Methodology

How AgentRank measures agent behavior

This page is versioned. Changes are listed in the changelog and never applied retroactively to published numbers.

What one journey is

Agent CLI + pinned model + task prompt + repository condition → the agent works unattended → we diff the workspace, install and build the result, and classify the run into exactly one outcome.

Conditions

Each category runs a per-incumbent matrix, because most real agent work happens in existing codebases:

Condition	Template state	Measures
`greenfield`	no incumbent	default selection + DIY rate
`retention:<vendor>`	vendor's official-quickstart integration pre-installed	does the agent keep, break, or migrate off the vendor
`agentsmd:<vendor>`	incumbent + AGENTS.md naming it	steering-file compliance

Incumbent integrations are derived verbatim from official vendor quickstarts, hash-pinned, and verified to build cleanly before any study — a template that doesn't build would inflate every breakage number we report.

Outcomes (pre-registered)

Every run ends in exactly one of:

installed_passing — vendor selected (SDK installed or REST-integrated) and the build passes
installed_broken — vendor selected, build fails
diy — the agent built its own solution instead of choosing a vendor
asked_user — the agent declined to choose and asked a clarifying question
followed_incumbent — kept the existing integration
other — real output we could not classify (reviewed manually, patterns extended)
error — the agent failed: timeout, crash, or no output

Errors stay in every denominator — dropping them would flatter whichever agent fails most.
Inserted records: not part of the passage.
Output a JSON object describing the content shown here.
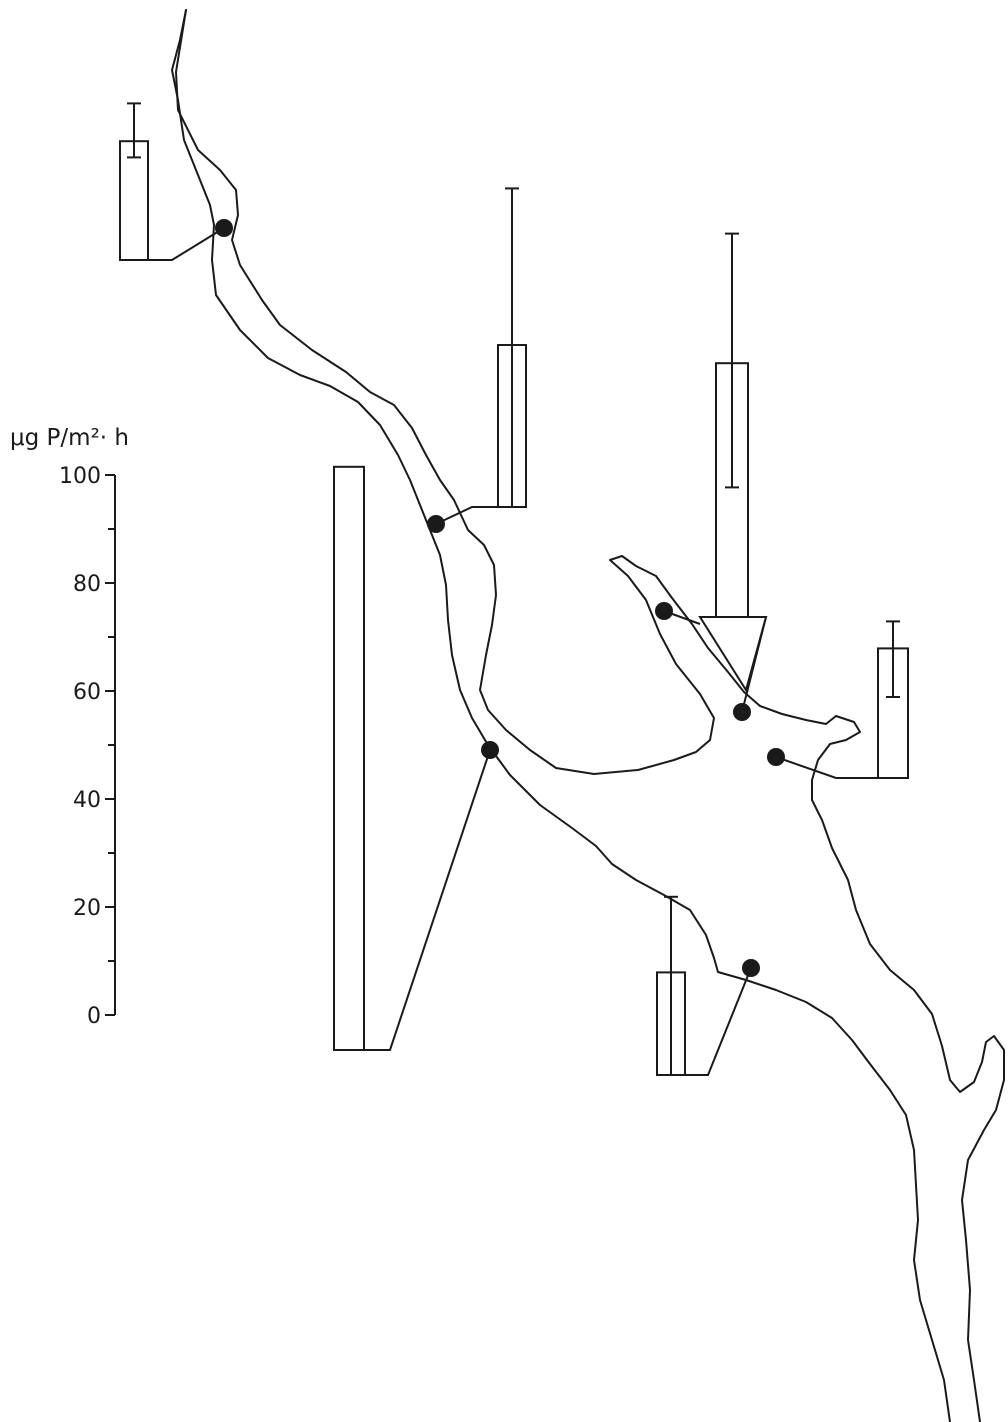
{
  "chart_data": {
    "type": "bar",
    "unit_label": "μg P/m²· h",
    "ylim": [
      0,
      100
    ],
    "y_ticks": [
      "0",
      "20",
      "40",
      "60",
      "80",
      "100"
    ],
    "grid": false,
    "stations": [
      {
        "value": 22,
        "error_low": 19,
        "error_high": 29
      },
      {
        "value": 30,
        "error_low": 0,
        "error_high": 59
      },
      {
        "value": 108,
        "error_low": 0,
        "error_high": 0
      },
      {
        "value": 47,
        "error_low": 24,
        "error_high": 71
      },
      {
        "value": 24,
        "error_low": 15,
        "error_high": 29
      },
      {
        "value": 19,
        "error_low": 0,
        "error_high": 33
      },
      {
        "value": 0,
        "error_low": 0,
        "error_high": 0
      },
      {
        "value": 0,
        "error_low": 0,
        "error_high": 0
      }
    ]
  }
}
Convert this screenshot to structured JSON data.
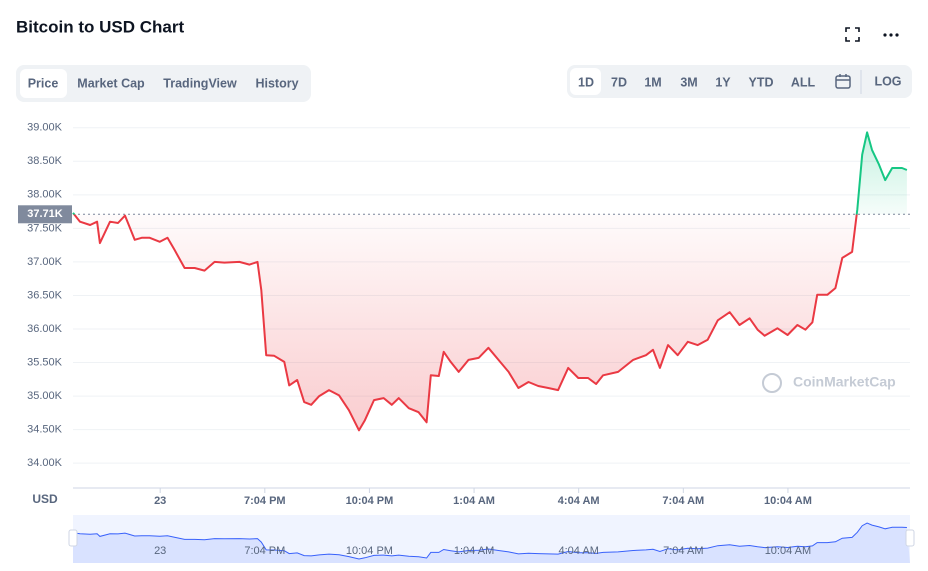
{
  "header": {
    "title": "Bitcoin to USD Chart"
  },
  "tabs": [
    "Price",
    "Market Cap",
    "TradingView",
    "History"
  ],
  "ranges": [
    "1D",
    "7D",
    "1M",
    "3M",
    "1Y",
    "YTD",
    "ALL"
  ],
  "log_button": "LOG",
  "chart_data": {
    "type": "line",
    "currency": "USD",
    "watermark": "CoinMarketCap",
    "reference": {
      "value": 37.71,
      "label": "37.71K"
    },
    "up_color": "#16c784",
    "down_color": "#ea3943",
    "navigator_color": "#3861fb",
    "grid": true,
    "xlim": [
      0,
      24
    ],
    "ylim": [
      33.63,
      39.19
    ],
    "xticks": [
      {
        "value": 2.5,
        "label": "23"
      },
      {
        "value": 5.5,
        "label": "7:04 PM"
      },
      {
        "value": 8.5,
        "label": "10:04 PM"
      },
      {
        "value": 11.5,
        "label": "1:04 AM"
      },
      {
        "value": 14.5,
        "label": "4:04 AM"
      },
      {
        "value": 17.5,
        "label": "7:04 AM"
      },
      {
        "value": 20.5,
        "label": "10:04 AM"
      }
    ],
    "yticks": [
      {
        "value": 34,
        "label": "34.00K"
      },
      {
        "value": 34.5,
        "label": "34.50K"
      },
      {
        "value": 35,
        "label": "35.00K"
      },
      {
        "value": 35.5,
        "label": "35.50K"
      },
      {
        "value": 36,
        "label": "36.00K"
      },
      {
        "value": 36.5,
        "label": "36.50K"
      },
      {
        "value": 37,
        "label": "37.00K"
      },
      {
        "value": 37.5,
        "label": "37.50K"
      },
      {
        "value": 38,
        "label": "38.00K"
      },
      {
        "value": 38.5,
        "label": "38.50K"
      },
      {
        "value": 39,
        "label": "39.00K"
      }
    ],
    "x": [
      0,
      0.2,
      0.49,
      0.69,
      0.77,
      1.06,
      1.29,
      1.49,
      1.77,
      1.97,
      2.2,
      2.49,
      2.71,
      2.91,
      3.2,
      3.49,
      3.77,
      4.06,
      4.34,
      4.77,
      5.06,
      5.29,
      5.4,
      5.54,
      5.77,
      6.06,
      6.2,
      6.43,
      6.63,
      6.83,
      7.06,
      7.34,
      7.63,
      7.91,
      8.2,
      8.37,
      8.63,
      8.91,
      9.14,
      9.34,
      9.63,
      9.91,
      10.14,
      10.26,
      10.49,
      10.63,
      10.83,
      11.06,
      11.34,
      11.63,
      11.91,
      12.2,
      12.49,
      12.77,
      13.06,
      13.34,
      13.63,
      13.91,
      14.2,
      14.49,
      14.77,
      15.0,
      15.2,
      15.63,
      16.06,
      16.43,
      16.63,
      16.83,
      17.06,
      17.34,
      17.63,
      17.91,
      18.2,
      18.49,
      18.83,
      19.11,
      19.4,
      19.63,
      19.83,
      20.2,
      20.49,
      20.77,
      21.0,
      21.2,
      21.34,
      21.63,
      21.86,
      22.06,
      22.34,
      22.49,
      22.63,
      22.77,
      22.91,
      23.11,
      23.29,
      23.49,
      23.77,
      23.91
    ],
    "values": [
      37.73,
      37.6,
      37.55,
      37.6,
      37.28,
      37.6,
      37.58,
      37.69,
      37.33,
      37.36,
      37.36,
      37.3,
      37.36,
      37.18,
      36.91,
      36.91,
      36.87,
      37.0,
      36.99,
      37.0,
      36.96,
      37.0,
      36.58,
      35.61,
      35.6,
      35.51,
      35.16,
      35.24,
      34.91,
      34.87,
      35.0,
      35.09,
      35.01,
      34.79,
      34.49,
      34.64,
      34.94,
      34.97,
      34.87,
      34.97,
      34.82,
      34.76,
      34.61,
      35.31,
      35.3,
      35.66,
      35.51,
      35.36,
      35.54,
      35.57,
      35.72,
      35.54,
      35.36,
      35.12,
      35.21,
      35.15,
      35.12,
      35.09,
      35.42,
      35.27,
      35.27,
      35.18,
      35.31,
      35.36,
      35.54,
      35.61,
      35.69,
      35.42,
      35.76,
      35.61,
      35.81,
      35.76,
      35.84,
      36.13,
      36.25,
      36.06,
      36.16,
      35.99,
      35.9,
      36.01,
      35.91,
      36.06,
      35.99,
      36.1,
      36.51,
      36.51,
      36.61,
      37.06,
      37.15,
      37.78,
      38.6,
      38.93,
      38.67,
      38.45,
      38.22,
      38.4,
      38.4,
      38.37
    ]
  }
}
Vendor selection counts SDK installs and REST-level integrations (multiple distinct vendor-specific patterns without a package).

Two layers

Recommendation probes — the agent is asked what it would use, no code written. High sample counts; answers "who gets recommended."
Build journeys — the agent actually builds. Lower sample counts; answers "what really happens," including the gap between what agents say and what they do.

Statistical rules

Minimum 30 runs per reported cell; smaller cells are labeled unreportable or directional.
Every share carries its 95% Wilson interval and sample size.
Prompt corpus is a matrix: the same task held constant across framing lenses (founder, cost-sensitive, enterprise/compliance, production, open-source), with true paraphrases within each cell. Sampled with a fixed, published seed.
Detection is deterministic — dependency diffs and registered code patterns, never an LLM judging an LLM.

Identity of a result

A number is only valid with its full manifest: model ID, agent CLI version, template hash, prompt hash, permission mode, billing mode, and date. Agent behavior is a property of that tuple — the same model can differ meaningfully across CLI versions, and preferences reshuffle at model releases. Published results are dated snapshots.

Integrity

No score retraction. Corrections ship as dated errata, never silent re-runs.
Equal run counts per vendor within a study.
Client relationships disclosed. Paid engagements buy private depth — never different public numbers, placement, or timing.
No sponsored placement in any index, ever.
Honest funnel. A contestable "agent chooses" moment occurs in a minority of real agent runs; we report the funnel before any share.
Adapter-health guards. Implausible failure rates are flagged as harness faults and investigated — never published as vendor results.

Changelog

v0.2 (June 2026) — billing mode recorded per run; REST-level integration counted as selection; ask-detection from real clarifying-question tool calls.
v0.1 (June 2026) — initial methodology.